Selasa, 27 Juli 2010

Summarization of Blog posts with "Web Pulse" Reports

In the past couple of months i was looking for a way to best capture and understand what happens on the Web -and more specifically what people write in blogs- in terms of sentiment and emerging trends. The first thing that i came up with was the the idea of creating a "Web Pulse" Report : A way to summarize what people are discussing on the web. Although the implementation was not as complex as i expected, i was pleased to find that the knowledge that can be extracted is -to say the least- very useful and interesting. Before looking at an actual Report examples here are the elements that comprise it :


1) Concept Frequencies : Identifies the concepts that bloggers most frequently write about

2) Global co-occurence Matrix : Identifies most frequent word bigrams

3) Keyword Associations for Concepts : Which keywords tend to co-exist with a specific concept?

4) Most frequent n-grams associated with a given Concept (where n=2,3,4,5)


As an example we will identify what bloggers were discussing in Greek blogs on July 27th, 2010 and specifically the Blog titles in more than 300 Greek blogs.

Here are the concept frequencies found (in descending order) on that date :


[Turkey]=178
[Politics]=128
[Economy]=101
[International Monetary Fund - IMF]=62
[Banking]=61
[Public Sector]=50
[Negative Characterizations]=30
[Political Parties]=29
[George Papandreou]=29 (=Prime Mininster of Greece)
[Loans]=22
[Society]=20


The first interesting fact was that "Turkey" appears to be in the top of the list of Greek blog articles, even though Greek mass media did not place so much weight in the latest Turkish behavior in the Aegean sea on that day. The second concept is Politics with the Economy following next.

Here is the top part of the Global Co-occurence Matrix found (in Greek) :


ΣΚAΦΟΣ,ΤΟΥΡΚΙΚΟ : 25
ΡΕΙΣ,ΤΟΥΡΚΙΚΟ : 25
ΠΙΡΙ,ΤΟΥΡΚΙΚΟ : 25
ΡΕΙΣ,ΣΚAΦΟΣ : 24
ΕΛΛAΔΑ,ΧΩΡΑ : 23
ΥΠΟΥΡΓΕΙΟΥ,ΟΙΚΟΝΟΜΙΚΩΝ : 22
ΡΕΙΣ,ΕΡΕΥΝΗΤΙΚΟ : 22
ΠΙΡΙ,ΕΡΕΥΝΗΤΙΚΟ : 22
ΡΕΙΣ,ΠΙΡΙ : 21
ΑΝΑΜΕΝΕΤΑΙ,ΣΥΜΦΩΝΑ : 21
ΠΟΛΙΤΙΚΗ,ΧΩΡΑΣ : 19
ΟΙΚΟΝΟΜΙΑ,ΕΛΛΗΝΙΚΗ : 19
ΜΟΝAΔΩΝ,ΔΕΗ : 19
ΚΥΒΕΡΝΗΣΗ,ΠΑΠΑΝΔΡΕΟΥ : 19
ΗΓΕΣΙΑ,ΠΟΛΙΤΙΚΗ : 19
ΕΡΕΥΝΗΤΙΚΟ,ΤΟΥΡΚΙΚΟ : 19
ΥΠΟΧΡΕΩΣΕΙΣ,ΜΝΗΜΟΝΙΟ : 16
ΧΩΡΑ,ΜΝΗΜΟΝΙΟ : 15

The top 4 frequent keyword associations is -again- about the latest problems of Greece with Turkey and more specifically with the fact that a Turkish boat named "Piri Reis" (in Greek : ΠΙΡΙ ΡΕΙΣ) has been repeatedly entering without a permission a Greek part of Aegean Sea.

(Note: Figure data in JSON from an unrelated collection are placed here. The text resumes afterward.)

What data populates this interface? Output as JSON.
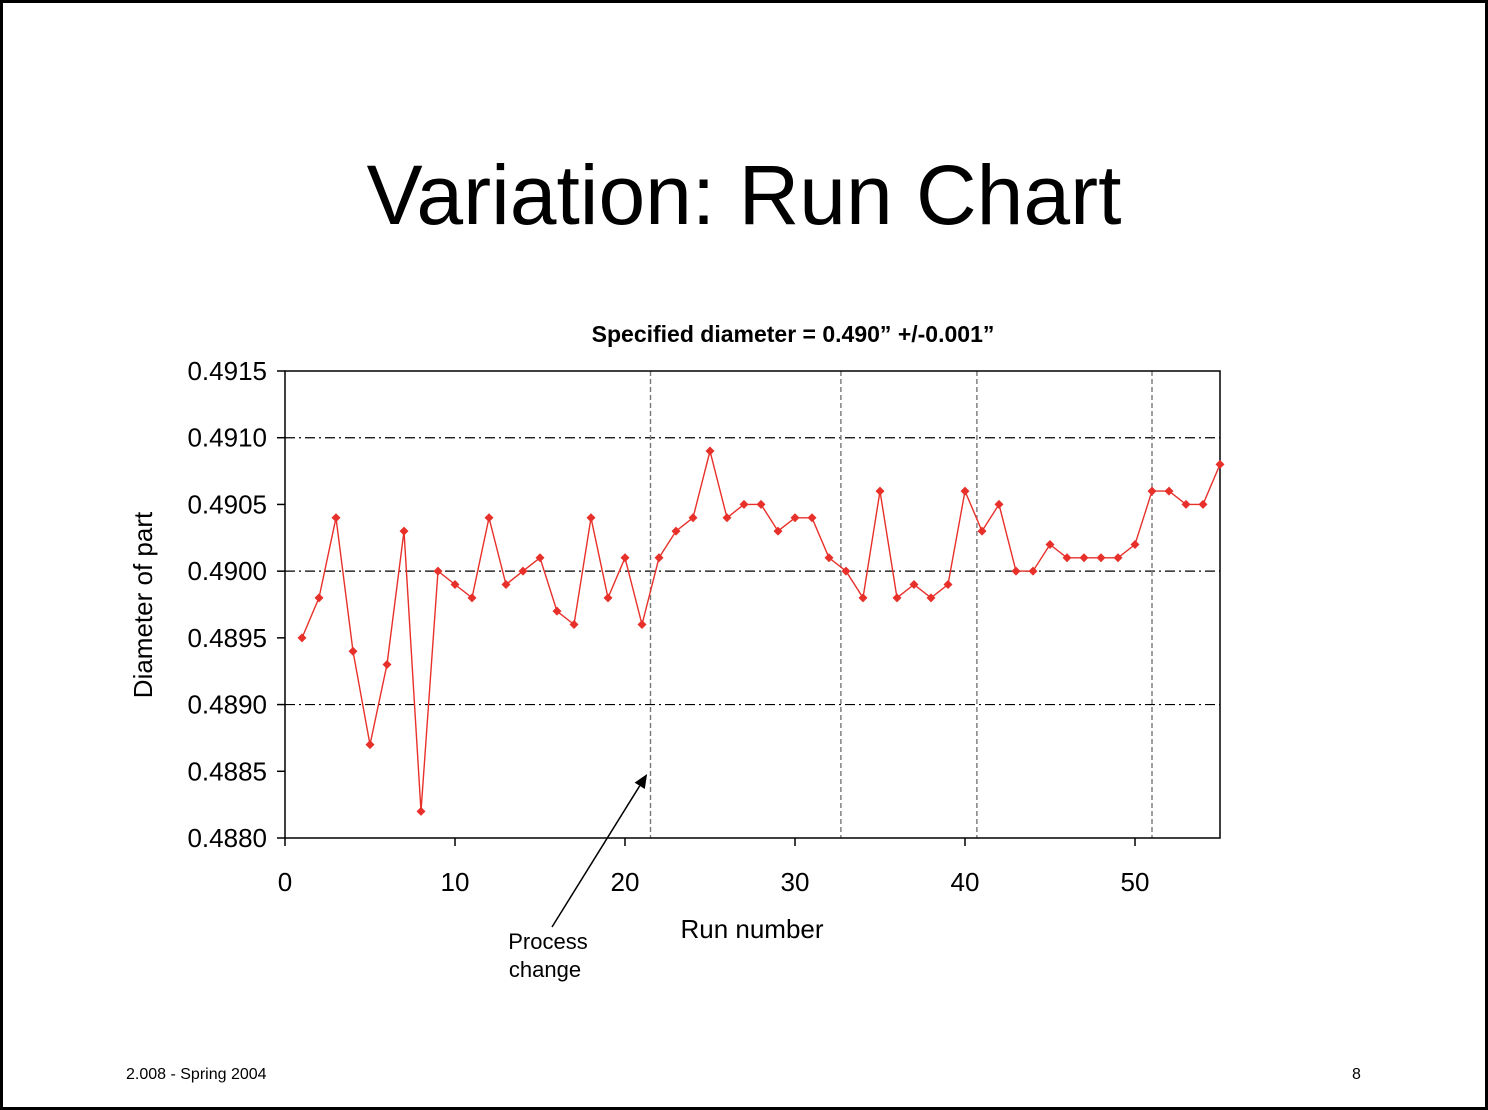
{
  "slide": {
    "title": "Variation: Run Chart",
    "footer_left": "2.008 - Spring 2004",
    "page_number": "8"
  },
  "chart_data": {
    "type": "line",
    "title": "Specified diameter = 0.490” +/-0.001”",
    "xlabel": "Run number",
    "ylabel": "Diameter of part",
    "xlim": [
      0,
      55
    ],
    "ylim": [
      0.488,
      0.4915
    ],
    "x_ticks": [
      "0",
      "10",
      "20",
      "30",
      "40",
      "50"
    ],
    "y_ticks": [
      "0.4880",
      "0.4885",
      "0.4890",
      "0.4895",
      "0.4900",
      "0.4905",
      "0.4910",
      "0.4915"
    ],
    "grid": false,
    "legend": "none",
    "series_color": "#e8302a",
    "reference_lines_y": [
      0.489,
      0.49,
      0.491
    ],
    "vertical_dividers_x": [
      21.5,
      32.7,
      40.7,
      51
    ],
    "annotation": {
      "lines": [
        "Process",
        "change"
      ],
      "points_to_x": 21.3,
      "points_to_y": 0.48848
    },
    "series": [
      {
        "x": [
          1,
          2,
          3,
          4,
          5,
          6,
          7,
          8,
          9,
          10,
          11,
          12,
          13,
          14,
          15,
          16,
          17,
          18,
          19,
          20,
          21,
          22,
          23,
          24,
          25,
          26,
          27,
          28,
          29,
          30,
          31,
          32,
          33,
          34,
          35,
          36,
          37,
          38,
          39,
          40,
          41,
          42,
          43,
          44,
          45,
          46,
          47,
          48,
          49,
          50,
          51,
          52,
          53,
          54,
          55
        ],
        "values": [
          0.4895,
          0.4898,
          0.4904,
          0.4894,
          0.4887,
          0.4893,
          0.4903,
          0.4882,
          0.49,
          0.4899,
          0.4898,
          0.4904,
          0.4899,
          0.49,
          0.4901,
          0.4897,
          0.4896,
          0.4904,
          0.4898,
          0.4901,
          0.4896,
          0.4901,
          0.4903,
          0.4904,
          0.4909,
          0.4904,
          0.4905,
          0.4905,
          0.4903,
          0.4904,
          0.4904,
          0.4901,
          0.49,
          0.4898,
          0.4906,
          0.4898,
          0.4899,
          0.4898,
          0.4899,
          0.4906,
          0.4903,
          0.4905,
          0.49,
          0.49,
          0.4902,
          0.4901,
          0.4901,
          0.4901,
          0.4901,
          0.4902,
          0.4906,
          0.4906,
          0.4905,
          0.4905,
          0.4908
        ]
      }
    ]
  }
}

Let's look at the Associations frequencies found between specific Concepts : The following is an example of concepts associated with "Giorgos Papandreou" (Greek Prime Minster)

International Monetary Fund - IMF=32
Politics=28
Political Reform=6
Nea Dimokratia=3 (=Oppositional Political Party)
Politics, International Monetary Fund, Loans,Political Parties=2
Negative Sentiment=2
Public Sector=2
Uncertainty=2

It appears that George Papandreou is frequently mentioned where the IMF is involved and also a political reform might be on its way.

The fourth element of the report shows phrases that are commonly found in Blog posts. Since many blogs tend to use the same titles, with this functionality one is able to look at the distribution of the information from one blog to another.

The report can be enhanced in various ways : For example by tokenizing Blog posts in sentences i have added the option of performing chi-square tests to identify co-occurences in a more concise way, rather than using strictly absolute term frequencies. Through different types of analysis and knowledge representation we are able to look to our subject(s) of interest in different ways, which -hopefully- leads us to better insights.

From my experience so far, this type of report is a simple but efficient way to summarize the content of Blogs and also show what is 'hot' at the moment and why.